It never gets truly dark at night because of an effect called airglow. Airglow is similar in color to the aurora, but you don’t have to visit a polar region to see it. While the aurora is light released by the interaction between magnetosphere and the solar wind, airglow is a form of chemiluminescence. Even without light pollution, the best terrestrial telescope peers at space through a thin veil of light because the atmosphere glows in the dark!
•Airglow or nightglow is a type of chemiluminescence that makes the atmosphere glow.
•Light is produced when atoms and molecules in air absorb radiation and release photons.
•The most common color of airglow is green, but red and blue also occur.
Swedish physicist Anders Ångström first described airglow in 1868. Laboratory experiments verified chemical reactions between gases in air release light. The energy for the reactions comes from cosmic rays and photoionization of gases during daytime. While airglow is sometimes called nightglow, it’s present on both the day and night sides of the planet. In fact, the glow is about a thousand times brighter when the Sun is shining on the atmosphere. Because the glow at night is dim, it’s best viewed in an area free of light pollution.
Airglow Color and Causes
The most common airglow colors are green, red, and blue. However, other colors also occur. The colors are characteristic of photochemical reactions occurring at different levels of the atmosphere. Most of the effect comes from oxygen in air.
Green light (wavelength 558 nm) is the brightest airglow. It comes from excited oxygen atoms located between 90 to 100 km (56 to 62 miles) high. This band of green is readily observable from spacecraft looking back toward earth.
Blue airglow comes from excited molecular oxygen (O2) around 95 km high. The blue band is weaker than the green one, but it also observable from space.
Red airglow comes from atomic oxygen (O) excitation at 150 to 300 km.
Sodium atoms release yellow light in an atmospheric layer found at 92 km.
OH radicals found in a layer around 86 to 87 km high emit red and infrared light.
While the intensity of airglow mainly depends on whether it’s day or night, it also varies according to the 11-year solar cycle. Airglow is brighter near the solar maximum.
How to See Airglow
If you live in an area with a dark night sky, you may be able to see airglow after you give your eyes time to adjust to the darkness. Blue often appears as a faint blue wash to the night sky. Red appears as a faint glow that resembles the light dome over a city. Green appears like a faint glow from an aurora, but if you see it at the lower latitudes, it’s probably airglow.
Across most of the world (except within a bright city) you can photograph nighttime airglow.

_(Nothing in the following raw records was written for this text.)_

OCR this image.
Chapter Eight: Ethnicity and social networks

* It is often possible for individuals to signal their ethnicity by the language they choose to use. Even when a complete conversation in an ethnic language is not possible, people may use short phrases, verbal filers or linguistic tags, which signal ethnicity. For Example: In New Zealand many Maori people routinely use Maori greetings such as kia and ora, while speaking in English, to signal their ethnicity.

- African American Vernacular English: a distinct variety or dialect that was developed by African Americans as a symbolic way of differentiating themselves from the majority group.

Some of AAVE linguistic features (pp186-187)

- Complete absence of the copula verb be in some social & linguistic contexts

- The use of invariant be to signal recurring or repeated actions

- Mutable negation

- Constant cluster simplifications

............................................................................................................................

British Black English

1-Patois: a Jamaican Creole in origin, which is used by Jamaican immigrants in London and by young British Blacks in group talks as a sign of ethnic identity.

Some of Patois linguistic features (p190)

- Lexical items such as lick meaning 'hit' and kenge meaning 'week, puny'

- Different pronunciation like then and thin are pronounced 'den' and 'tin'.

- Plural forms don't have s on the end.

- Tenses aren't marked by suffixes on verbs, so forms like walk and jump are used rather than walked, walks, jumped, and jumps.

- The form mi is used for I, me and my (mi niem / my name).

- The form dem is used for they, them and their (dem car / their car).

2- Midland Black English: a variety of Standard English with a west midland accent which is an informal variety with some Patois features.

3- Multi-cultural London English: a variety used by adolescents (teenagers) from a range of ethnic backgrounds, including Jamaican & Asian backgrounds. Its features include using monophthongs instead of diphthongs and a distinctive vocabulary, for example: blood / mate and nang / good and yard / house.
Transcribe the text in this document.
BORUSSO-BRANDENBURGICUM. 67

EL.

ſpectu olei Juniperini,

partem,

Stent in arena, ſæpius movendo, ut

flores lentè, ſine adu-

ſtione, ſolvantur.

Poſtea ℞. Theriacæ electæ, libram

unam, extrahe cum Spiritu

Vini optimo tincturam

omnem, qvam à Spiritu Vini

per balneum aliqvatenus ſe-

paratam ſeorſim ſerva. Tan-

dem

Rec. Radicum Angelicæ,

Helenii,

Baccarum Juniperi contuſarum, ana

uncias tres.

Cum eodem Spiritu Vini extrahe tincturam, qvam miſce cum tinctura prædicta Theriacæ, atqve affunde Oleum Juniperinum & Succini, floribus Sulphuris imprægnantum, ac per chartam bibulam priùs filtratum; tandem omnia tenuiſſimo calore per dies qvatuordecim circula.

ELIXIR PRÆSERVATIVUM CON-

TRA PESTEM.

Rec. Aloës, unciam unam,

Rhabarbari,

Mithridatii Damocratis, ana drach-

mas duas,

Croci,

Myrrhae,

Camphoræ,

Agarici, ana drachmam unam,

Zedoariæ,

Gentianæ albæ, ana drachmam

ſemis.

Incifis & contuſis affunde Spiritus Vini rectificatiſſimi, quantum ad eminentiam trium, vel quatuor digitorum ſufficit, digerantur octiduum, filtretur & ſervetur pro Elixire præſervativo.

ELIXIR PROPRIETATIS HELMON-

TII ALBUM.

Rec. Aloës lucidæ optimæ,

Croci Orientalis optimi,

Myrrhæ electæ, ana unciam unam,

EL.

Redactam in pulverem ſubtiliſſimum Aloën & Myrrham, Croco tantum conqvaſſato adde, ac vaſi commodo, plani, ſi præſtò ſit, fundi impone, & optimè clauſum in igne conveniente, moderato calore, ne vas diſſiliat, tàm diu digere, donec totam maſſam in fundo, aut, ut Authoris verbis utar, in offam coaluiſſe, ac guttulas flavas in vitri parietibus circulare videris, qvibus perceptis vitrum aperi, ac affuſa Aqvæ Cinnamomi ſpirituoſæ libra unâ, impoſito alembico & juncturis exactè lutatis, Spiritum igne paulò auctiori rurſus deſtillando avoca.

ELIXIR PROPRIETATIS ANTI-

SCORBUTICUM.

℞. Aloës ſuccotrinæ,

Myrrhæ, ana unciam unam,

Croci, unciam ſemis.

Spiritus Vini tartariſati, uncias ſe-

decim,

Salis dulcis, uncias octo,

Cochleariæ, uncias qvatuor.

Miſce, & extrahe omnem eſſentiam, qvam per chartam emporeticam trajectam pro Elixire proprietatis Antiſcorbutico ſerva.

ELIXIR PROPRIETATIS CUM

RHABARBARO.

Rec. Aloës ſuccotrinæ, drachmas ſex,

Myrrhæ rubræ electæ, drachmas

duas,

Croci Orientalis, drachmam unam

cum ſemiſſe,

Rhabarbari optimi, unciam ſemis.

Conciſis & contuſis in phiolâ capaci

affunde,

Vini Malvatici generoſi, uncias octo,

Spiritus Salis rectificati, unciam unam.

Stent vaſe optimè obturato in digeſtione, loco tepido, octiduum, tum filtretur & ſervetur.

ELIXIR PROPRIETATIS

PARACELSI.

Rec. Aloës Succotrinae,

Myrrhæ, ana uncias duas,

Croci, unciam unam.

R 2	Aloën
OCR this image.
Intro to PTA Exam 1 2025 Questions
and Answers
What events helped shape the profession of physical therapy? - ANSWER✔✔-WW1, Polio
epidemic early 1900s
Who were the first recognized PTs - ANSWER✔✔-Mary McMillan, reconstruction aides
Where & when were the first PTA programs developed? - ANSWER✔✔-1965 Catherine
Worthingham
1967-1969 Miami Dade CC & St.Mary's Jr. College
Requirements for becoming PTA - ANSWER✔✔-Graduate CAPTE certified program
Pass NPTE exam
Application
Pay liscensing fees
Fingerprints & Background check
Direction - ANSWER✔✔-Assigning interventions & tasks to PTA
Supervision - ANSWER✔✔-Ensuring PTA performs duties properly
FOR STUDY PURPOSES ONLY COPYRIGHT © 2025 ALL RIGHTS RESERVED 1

To see it, use a camera set to a long exposure (20 to 30 seconds) and the widest possible aperture. While success is practically guaranteed using a good digital camera with a fast lens, airglow may also be observed using a smart phone or GoPro set to night mode.
Airglow viewed from the Earth’s surface often has a rippled appearance or forms rays. This is due to gravity waves in the atmosphere. The effect is particularly easy to spot in a long exposure photograph.
Airglow From the International Space Station
The International Space Station (ISS) has an ongoing view of aurora and airglow. The airglow appears as the green limb along the arc of the Earth’s curve and sometimes as a blue glow closer to the surface.
Airglow on Other Planets
Earth isn’t the only world with airglow. The Venus Express spacecraft detected near-IR light from the upper atmosphere of Venus. The light comes from the interaction between radiation and molecular oxygen and nitric oxide (NO). Ultraviolet emissions were also detected.
NASA’s Mars Atmosphere and Volatile Evolution (MAVEN) probe photographed nightglow on Mars. The glow is in the ultraviolet region of the spectrum and caused by nitric oxide emission.